= Garret Smith =

Science fiction writer and journalist

Garret Smith (1878-1954) was an American journalist and science fiction writer. Most of his works were short stories or magazine novels. Many of his works appeared in the Argosy.

During his lifetime one of his serialized novels was released as book (Between Worlds, 1929, originally serialized in 1910). Between Worlds, a book about women from dystopian Venus attempting to conquer Earth, is not considered his best work by modern critics (it has been described as "a semi-juvenile tale" and "one of his weakest" in The Encyclopedia of Science Fiction). Instead, another novel he wrote received more recognition (The Treasures of Tantalus, 2017, originally serialized in 1920). That story featured a relatively novel concept of a device to see through time and space, and some discussion of morality of their use. The Encyclopedia noted that The Treasures of Tantalus, was "of more interest", and Michael Ashley called it "praiseworthy".
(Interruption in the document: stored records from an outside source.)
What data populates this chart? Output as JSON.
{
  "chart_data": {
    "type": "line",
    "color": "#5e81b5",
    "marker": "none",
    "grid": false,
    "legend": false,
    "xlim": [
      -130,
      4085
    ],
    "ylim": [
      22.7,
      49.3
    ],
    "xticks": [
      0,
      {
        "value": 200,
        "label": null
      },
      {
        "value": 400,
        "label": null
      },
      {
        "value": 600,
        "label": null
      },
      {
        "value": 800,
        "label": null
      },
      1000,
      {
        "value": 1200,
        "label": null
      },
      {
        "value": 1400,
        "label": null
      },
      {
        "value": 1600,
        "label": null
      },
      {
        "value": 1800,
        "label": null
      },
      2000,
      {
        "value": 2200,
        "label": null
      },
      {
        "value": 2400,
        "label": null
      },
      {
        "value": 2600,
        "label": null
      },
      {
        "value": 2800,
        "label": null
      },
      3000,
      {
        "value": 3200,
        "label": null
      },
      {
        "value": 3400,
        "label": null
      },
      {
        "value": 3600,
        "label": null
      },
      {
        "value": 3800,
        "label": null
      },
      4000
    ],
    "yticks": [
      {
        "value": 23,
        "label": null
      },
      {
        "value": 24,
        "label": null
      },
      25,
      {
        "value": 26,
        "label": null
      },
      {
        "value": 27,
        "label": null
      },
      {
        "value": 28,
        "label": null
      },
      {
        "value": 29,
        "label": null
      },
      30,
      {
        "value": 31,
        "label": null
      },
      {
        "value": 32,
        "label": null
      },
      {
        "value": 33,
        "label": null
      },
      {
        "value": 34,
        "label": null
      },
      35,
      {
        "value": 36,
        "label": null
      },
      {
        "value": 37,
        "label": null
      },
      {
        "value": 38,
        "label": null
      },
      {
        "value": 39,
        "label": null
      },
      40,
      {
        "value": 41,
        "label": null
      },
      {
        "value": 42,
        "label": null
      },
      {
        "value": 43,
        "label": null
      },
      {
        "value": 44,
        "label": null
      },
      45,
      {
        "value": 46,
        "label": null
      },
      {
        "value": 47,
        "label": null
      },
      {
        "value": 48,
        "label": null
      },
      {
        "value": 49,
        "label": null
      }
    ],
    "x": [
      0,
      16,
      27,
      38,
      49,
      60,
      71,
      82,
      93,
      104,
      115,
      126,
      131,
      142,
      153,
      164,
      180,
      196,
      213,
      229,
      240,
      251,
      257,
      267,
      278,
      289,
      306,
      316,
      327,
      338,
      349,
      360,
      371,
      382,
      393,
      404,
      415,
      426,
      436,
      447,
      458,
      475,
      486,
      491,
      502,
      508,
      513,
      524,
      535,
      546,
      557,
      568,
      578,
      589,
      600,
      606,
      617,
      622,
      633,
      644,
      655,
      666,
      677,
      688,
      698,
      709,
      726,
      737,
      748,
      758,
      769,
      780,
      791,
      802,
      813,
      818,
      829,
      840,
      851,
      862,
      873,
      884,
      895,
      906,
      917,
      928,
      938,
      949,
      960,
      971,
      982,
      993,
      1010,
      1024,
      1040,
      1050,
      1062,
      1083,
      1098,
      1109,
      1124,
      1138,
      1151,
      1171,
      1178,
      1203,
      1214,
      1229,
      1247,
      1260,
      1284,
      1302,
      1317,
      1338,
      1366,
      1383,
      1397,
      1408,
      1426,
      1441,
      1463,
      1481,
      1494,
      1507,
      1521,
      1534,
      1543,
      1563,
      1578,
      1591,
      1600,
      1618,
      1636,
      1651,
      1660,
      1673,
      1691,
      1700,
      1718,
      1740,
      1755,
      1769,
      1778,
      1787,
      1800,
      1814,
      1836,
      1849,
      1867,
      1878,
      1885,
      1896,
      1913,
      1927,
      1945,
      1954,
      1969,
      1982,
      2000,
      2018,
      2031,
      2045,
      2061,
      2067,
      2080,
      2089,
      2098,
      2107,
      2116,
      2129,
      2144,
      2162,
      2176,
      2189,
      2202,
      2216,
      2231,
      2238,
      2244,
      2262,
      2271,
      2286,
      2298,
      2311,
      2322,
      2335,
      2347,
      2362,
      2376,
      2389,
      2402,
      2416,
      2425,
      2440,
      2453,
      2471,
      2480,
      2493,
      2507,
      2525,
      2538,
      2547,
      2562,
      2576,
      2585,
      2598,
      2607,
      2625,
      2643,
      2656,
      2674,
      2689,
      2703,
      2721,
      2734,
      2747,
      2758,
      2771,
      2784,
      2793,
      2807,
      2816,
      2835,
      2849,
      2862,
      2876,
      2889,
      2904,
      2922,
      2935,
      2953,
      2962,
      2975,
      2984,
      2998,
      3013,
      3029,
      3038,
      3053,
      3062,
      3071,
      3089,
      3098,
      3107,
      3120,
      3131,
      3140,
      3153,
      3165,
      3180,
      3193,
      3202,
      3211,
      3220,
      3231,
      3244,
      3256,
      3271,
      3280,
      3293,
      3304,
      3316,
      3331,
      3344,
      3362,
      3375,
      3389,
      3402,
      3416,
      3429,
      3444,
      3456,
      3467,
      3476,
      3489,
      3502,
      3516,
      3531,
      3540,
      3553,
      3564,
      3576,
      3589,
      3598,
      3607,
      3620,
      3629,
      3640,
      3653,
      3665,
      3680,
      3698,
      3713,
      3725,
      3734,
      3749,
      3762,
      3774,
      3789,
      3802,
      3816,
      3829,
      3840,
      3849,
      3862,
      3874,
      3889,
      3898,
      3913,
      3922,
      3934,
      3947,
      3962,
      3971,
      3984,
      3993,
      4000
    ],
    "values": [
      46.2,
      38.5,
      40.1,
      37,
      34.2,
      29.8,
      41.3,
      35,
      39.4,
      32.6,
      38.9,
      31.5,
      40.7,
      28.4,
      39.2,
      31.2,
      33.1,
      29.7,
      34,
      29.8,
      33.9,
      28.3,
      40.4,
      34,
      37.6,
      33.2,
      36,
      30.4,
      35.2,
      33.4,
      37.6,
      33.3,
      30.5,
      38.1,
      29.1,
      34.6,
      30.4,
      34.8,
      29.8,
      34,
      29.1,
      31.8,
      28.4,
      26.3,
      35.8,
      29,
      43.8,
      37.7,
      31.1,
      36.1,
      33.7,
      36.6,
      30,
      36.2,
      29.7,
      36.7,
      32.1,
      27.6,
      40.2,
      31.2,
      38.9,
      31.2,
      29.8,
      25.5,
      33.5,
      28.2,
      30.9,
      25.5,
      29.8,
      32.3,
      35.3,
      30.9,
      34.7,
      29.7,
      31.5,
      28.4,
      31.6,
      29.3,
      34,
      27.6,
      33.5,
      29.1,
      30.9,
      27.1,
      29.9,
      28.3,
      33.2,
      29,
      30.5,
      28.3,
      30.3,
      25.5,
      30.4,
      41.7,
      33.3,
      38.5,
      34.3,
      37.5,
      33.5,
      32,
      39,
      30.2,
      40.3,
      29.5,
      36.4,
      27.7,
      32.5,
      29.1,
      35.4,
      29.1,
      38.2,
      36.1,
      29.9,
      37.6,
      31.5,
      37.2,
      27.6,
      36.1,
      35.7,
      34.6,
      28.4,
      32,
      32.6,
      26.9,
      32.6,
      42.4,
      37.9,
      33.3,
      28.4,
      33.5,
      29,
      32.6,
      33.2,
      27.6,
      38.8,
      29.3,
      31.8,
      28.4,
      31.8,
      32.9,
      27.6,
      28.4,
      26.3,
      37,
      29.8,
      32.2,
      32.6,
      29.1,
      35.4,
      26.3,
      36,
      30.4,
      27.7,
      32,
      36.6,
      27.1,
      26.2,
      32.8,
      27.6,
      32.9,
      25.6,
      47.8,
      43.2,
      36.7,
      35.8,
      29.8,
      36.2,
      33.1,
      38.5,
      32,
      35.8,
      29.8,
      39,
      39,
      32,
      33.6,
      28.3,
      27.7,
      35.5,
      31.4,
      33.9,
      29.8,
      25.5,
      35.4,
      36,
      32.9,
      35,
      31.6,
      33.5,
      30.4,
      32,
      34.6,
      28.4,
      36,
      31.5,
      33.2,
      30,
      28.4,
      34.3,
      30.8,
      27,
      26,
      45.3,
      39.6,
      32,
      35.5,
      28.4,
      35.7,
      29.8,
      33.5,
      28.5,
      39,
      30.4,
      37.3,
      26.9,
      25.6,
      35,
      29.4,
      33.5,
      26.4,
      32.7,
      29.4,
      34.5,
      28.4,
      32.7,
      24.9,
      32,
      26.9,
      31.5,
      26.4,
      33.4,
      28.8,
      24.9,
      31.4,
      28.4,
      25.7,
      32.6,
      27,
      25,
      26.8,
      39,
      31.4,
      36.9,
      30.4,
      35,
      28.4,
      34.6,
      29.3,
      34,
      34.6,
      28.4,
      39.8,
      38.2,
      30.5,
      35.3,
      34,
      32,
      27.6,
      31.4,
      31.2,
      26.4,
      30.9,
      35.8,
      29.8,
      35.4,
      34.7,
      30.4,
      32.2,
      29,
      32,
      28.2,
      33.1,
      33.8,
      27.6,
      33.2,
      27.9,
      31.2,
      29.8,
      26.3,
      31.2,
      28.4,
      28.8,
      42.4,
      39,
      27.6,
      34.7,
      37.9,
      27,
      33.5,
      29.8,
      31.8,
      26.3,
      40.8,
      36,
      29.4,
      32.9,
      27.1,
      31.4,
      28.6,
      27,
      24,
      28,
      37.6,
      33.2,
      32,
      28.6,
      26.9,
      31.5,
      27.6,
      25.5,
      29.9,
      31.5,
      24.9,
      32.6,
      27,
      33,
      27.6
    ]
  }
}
Other of his works included "On the Brink of 2000" (1910) and "You've Killed Privacy" (1928), also featuring the devices for seeing through time and space; Flammarion-inspired "After a Million Years" (1919) tackling the topic of the extinction of humanity, "The Girl in the Moon" (1928) about a runaway rocket ship, and "Thirty Years Late" (1928), the latter called by Brian M. Stableford "a transfiguration of the tale of Rip van Winkle".

Summing up his career as a writer, Stableford said that Smith's "ventures into sf were sometimes enterprising", while The Encyclopedia noted that he "was a sometimes capable writer whose ideas tended to outclass his fiction".